# Gallery > Finished Maps >  Northwest Sofeä: a Cartographer's log

## Jeffmaster223

*Exerpt from the cartographer's diary:*


{Written beginning FA. 211, 5, 27.}

Under the Directive of the United Carldoms of Josefina,

Lead by Josay Carlschild,

Mapped by Ribbin Tuhare,

The Second Expedition to the rumored continent Sofeä.

THIS is the sixteenth sketch of the coast and immediately surrounding areas of Sofeä. This specific region, which we have named in accordance with the exploratory tradition of its specific landform followed by a number, is the second or third (depending on whom you ask) continuation of the Coastal Plain no. 16. Though it was midyear that we landed here, winds were bitter and fierce. The mighty Paltna was cold but the current was strong; along the coast much fine-grained sediment muddied the otherwise quite clear ocean.

We came upon this location first on the Twenty-Seventh Day, of the Fifth Month, of the Two-Hundred and Eleventh [Year] of the Fourth Age. Director Carlschild initially selected a location just south of the mouth of Bay no. 215 to make landfall, but swift currents and rapidly accumulating sediment made the decision too unsafe. We studied four potential landing sites, but Mother Satorum left us for the night, and so we stayed anchored just outside the mouth of Bay no. 215.

On the Twenty-Eighth Day of the Fifth Month, Director Carlschild selected a second landing site just to the North and East of the previously failed landing site. The conditions were far better than those of the previous day, and so we made landfall.

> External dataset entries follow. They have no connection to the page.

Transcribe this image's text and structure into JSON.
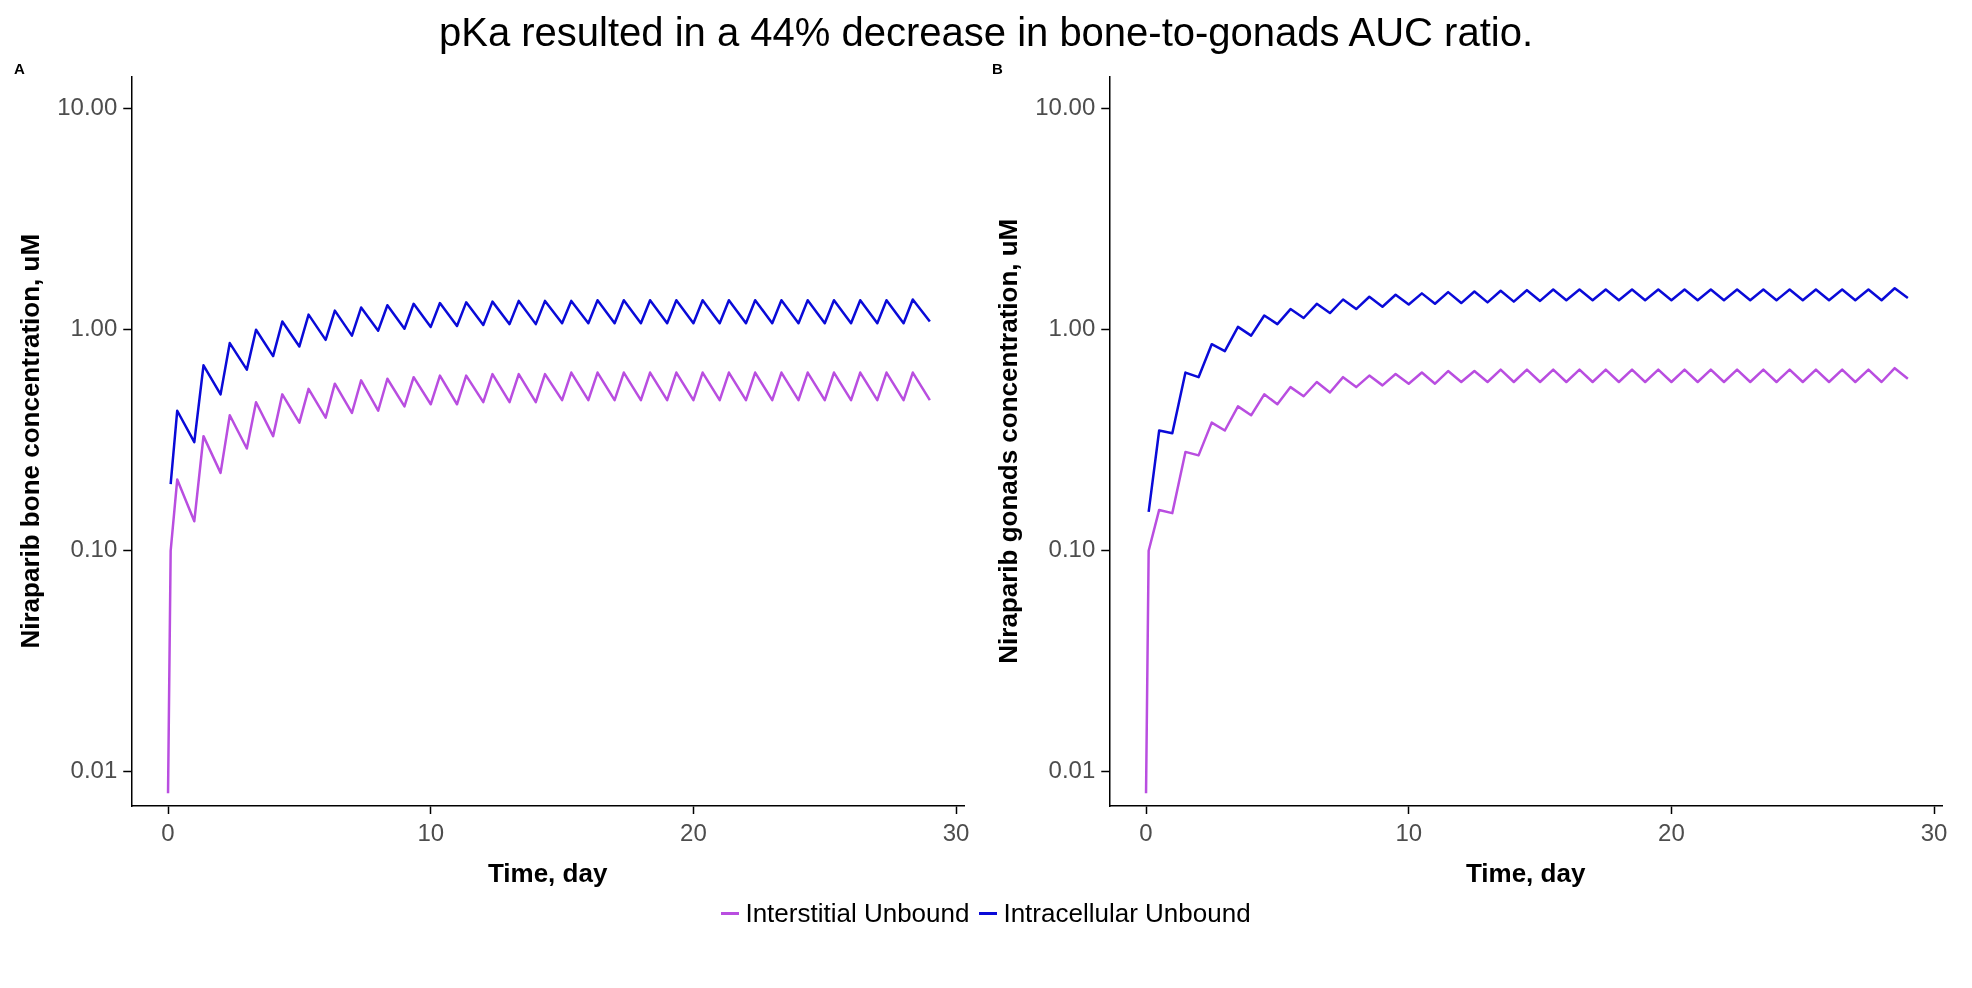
{
  "chart_data": [
    {
      "type": "line",
      "title": "pKa resulted in a 44% decrease in bone-to-gonads AUC ratio.",
      "annotations": [
        "A"
      ],
      "xlabel": "Time, day",
      "ylabel": "Niraparib bone concentration, uM",
      "log": "y",
      "legend": "bottom",
      "grid": false,
      "marker": "none",
      "line_style": "solid",
      "xlim": [
        -1.4,
        30.3
      ],
      "xticks": [
        0,
        10,
        20,
        30
      ],
      "ylim": [
        0.007,
        14
      ],
      "yticks": [
        {
          "value": 0.01,
          "label": "0.01"
        },
        {
          "value": 0.1,
          "label": "0.10"
        },
        {
          "value": 1,
          "label": "1.00"
        },
        {
          "value": 10,
          "label": "10.00"
        }
      ],
      "x": [
        0,
        0.1,
        0.35,
        1,
        1.35,
        2,
        2.35,
        3,
        3.35,
        4,
        4.35,
        5,
        5.35,
        6,
        6.35,
        7,
        7.35,
        8,
        8.35,
        9,
        9.35,
        10,
        10.35,
        11,
        11.35,
        12,
        12.35,
        13,
        13.35,
        14,
        14.35,
        15,
        15.35,
        16,
        16.35,
        17,
        17.35,
        18,
        18.35,
        19,
        19.35,
        20,
        20.35,
        21,
        21.35,
        22,
        22.35,
        23,
        23.35,
        24,
        24.35,
        25,
        25.35,
        26,
        26.35,
        27,
        27.35,
        28,
        28.35,
        29
      ],
      "series": [
        {
          "name": "Interstitial Unbound",
          "color": "#b94ee0",
          "values": [
            0.008,
            0.1,
            0.21,
            0.136,
            0.33,
            0.225,
            0.41,
            0.29,
            0.47,
            0.33,
            0.51,
            0.38,
            0.54,
            0.4,
            0.57,
            0.42,
            0.59,
            0.43,
            0.6,
            0.45,
            0.61,
            0.46,
            0.62,
            0.46,
            0.62,
            0.47,
            0.63,
            0.47,
            0.63,
            0.47,
            0.63,
            0.48,
            0.64,
            0.48,
            0.64,
            0.48,
            0.64,
            0.48,
            0.64,
            0.48,
            0.64,
            0.48,
            0.64,
            0.48,
            0.64,
            0.48,
            0.64,
            0.48,
            0.64,
            0.48,
            0.64,
            0.48,
            0.64,
            0.48,
            0.64,
            0.48,
            0.64,
            0.48,
            0.64,
            0.48
          ]
        },
        {
          "name": "Intracellular Unbound",
          "color": "#0a0ad8",
          "values": [
            null,
            0.2,
            0.43,
            0.31,
            0.69,
            0.51,
            0.87,
            0.66,
            1.0,
            0.76,
            1.09,
            0.84,
            1.17,
            0.9,
            1.22,
            0.94,
            1.26,
            0.99,
            1.29,
            1.01,
            1.31,
            1.03,
            1.32,
            1.04,
            1.33,
            1.05,
            1.34,
            1.06,
            1.35,
            1.06,
            1.35,
            1.07,
            1.35,
            1.07,
            1.36,
            1.07,
            1.36,
            1.07,
            1.36,
            1.07,
            1.36,
            1.07,
            1.36,
            1.07,
            1.36,
            1.07,
            1.36,
            1.07,
            1.36,
            1.07,
            1.36,
            1.07,
            1.36,
            1.07,
            1.36,
            1.07,
            1.36,
            1.07,
            1.37,
            1.09
          ]
        }
      ]
    },
    {
      "type": "line",
      "annotations": [
        "B"
      ],
      "xlabel": "Time, day",
      "ylabel": "Niraparib gonads concentration, uM",
      "log": "y",
      "legend": "bottom",
      "grid": false,
      "marker": "none",
      "line_style": "solid",
      "xlim": [
        -1.4,
        30.3
      ],
      "xticks": [
        0,
        10,
        20,
        30
      ],
      "ylim": [
        0.007,
        14
      ],
      "yticks": [
        {
          "value": 0.01,
          "label": "0.01"
        },
        {
          "value": 0.1,
          "label": "0.10"
        },
        {
          "value": 1,
          "label": "1.00"
        },
        {
          "value": 10,
          "label": "10.00"
        }
      ],
      "x": [
        0,
        0.1,
        0.5,
        1,
        1.5,
        2,
        2.5,
        3,
        3.5,
        4,
        4.5,
        5,
        5.5,
        6,
        6.5,
        7,
        7.5,
        8,
        8.5,
        9,
        9.5,
        10,
        10.5,
        11,
        11.5,
        12,
        12.5,
        13,
        13.5,
        14,
        14.5,
        15,
        15.5,
        16,
        16.5,
        17,
        17.5,
        18,
        18.5,
        19,
        19.5,
        20,
        20.5,
        21,
        21.5,
        22,
        22.5,
        23,
        23.5,
        24,
        24.5,
        25,
        25.5,
        26,
        26.5,
        27,
        27.5,
        28,
        28.5,
        29
      ],
      "series": [
        {
          "name": "Interstitial Unbound",
          "color": "#b94ee0",
          "values": [
            0.008,
            0.1,
            0.153,
            0.148,
            0.28,
            0.27,
            0.38,
            0.35,
            0.45,
            0.41,
            0.51,
            0.46,
            0.55,
            0.5,
            0.58,
            0.52,
            0.61,
            0.55,
            0.62,
            0.56,
            0.63,
            0.57,
            0.64,
            0.57,
            0.65,
            0.58,
            0.65,
            0.58,
            0.66,
            0.58,
            0.66,
            0.58,
            0.66,
            0.58,
            0.66,
            0.58,
            0.66,
            0.58,
            0.66,
            0.58,
            0.66,
            0.58,
            0.66,
            0.58,
            0.66,
            0.58,
            0.66,
            0.58,
            0.66,
            0.58,
            0.66,
            0.58,
            0.66,
            0.58,
            0.66,
            0.58,
            0.66,
            0.58,
            0.67,
            0.6
          ]
        },
        {
          "name": "Intracellular Unbound",
          "color": "#0a0ad8",
          "values": [
            null,
            0.15,
            0.35,
            0.34,
            0.64,
            0.61,
            0.86,
            0.8,
            1.03,
            0.94,
            1.16,
            1.06,
            1.24,
            1.13,
            1.31,
            1.19,
            1.37,
            1.24,
            1.41,
            1.27,
            1.44,
            1.3,
            1.46,
            1.31,
            1.48,
            1.32,
            1.49,
            1.33,
            1.5,
            1.34,
            1.51,
            1.35,
            1.52,
            1.36,
            1.52,
            1.36,
            1.52,
            1.36,
            1.52,
            1.36,
            1.52,
            1.36,
            1.52,
            1.36,
            1.52,
            1.36,
            1.52,
            1.36,
            1.52,
            1.36,
            1.52,
            1.36,
            1.52,
            1.36,
            1.52,
            1.36,
            1.52,
            1.36,
            1.54,
            1.39
          ]
        }
      ]
    }
  ]
}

------------------------------------------------------------------------------------------------------------------------------------------------------------------------------------------------------

Please let me know if I could do anything better, while also maintaining this style. Thank you!

----------


## DrWho42

loving this so far! is this part of an alternate world fantasy since that is my favourite genre

----------


## Falconius

Very cool.  I think the style is spot on.

----------


## KMAlexander

I really like the attention to detail, like the little notes scattered around.

----------


## Jeffmaster223

> loving this so far! is this part of an alternate world fantasy since that is my favourite genre


Oh yeah, it's a map of a fantasy world I've been conjuring up since I was a kid. I have more maps on it on Reddit and Deviantart!




> Very cool.  I think the style is spot on.


Thank you!




> I really like the attention to detail, like the little notes scattered around.


Thanks! There's a few little easter eggs in there.

----------


## Tiana

It's a great style, I agree it's spot on.

----------


## Ilanthar

Very nice! We don't often see this kind of regional maps. The maritime chart/exploration map feel is great.

----------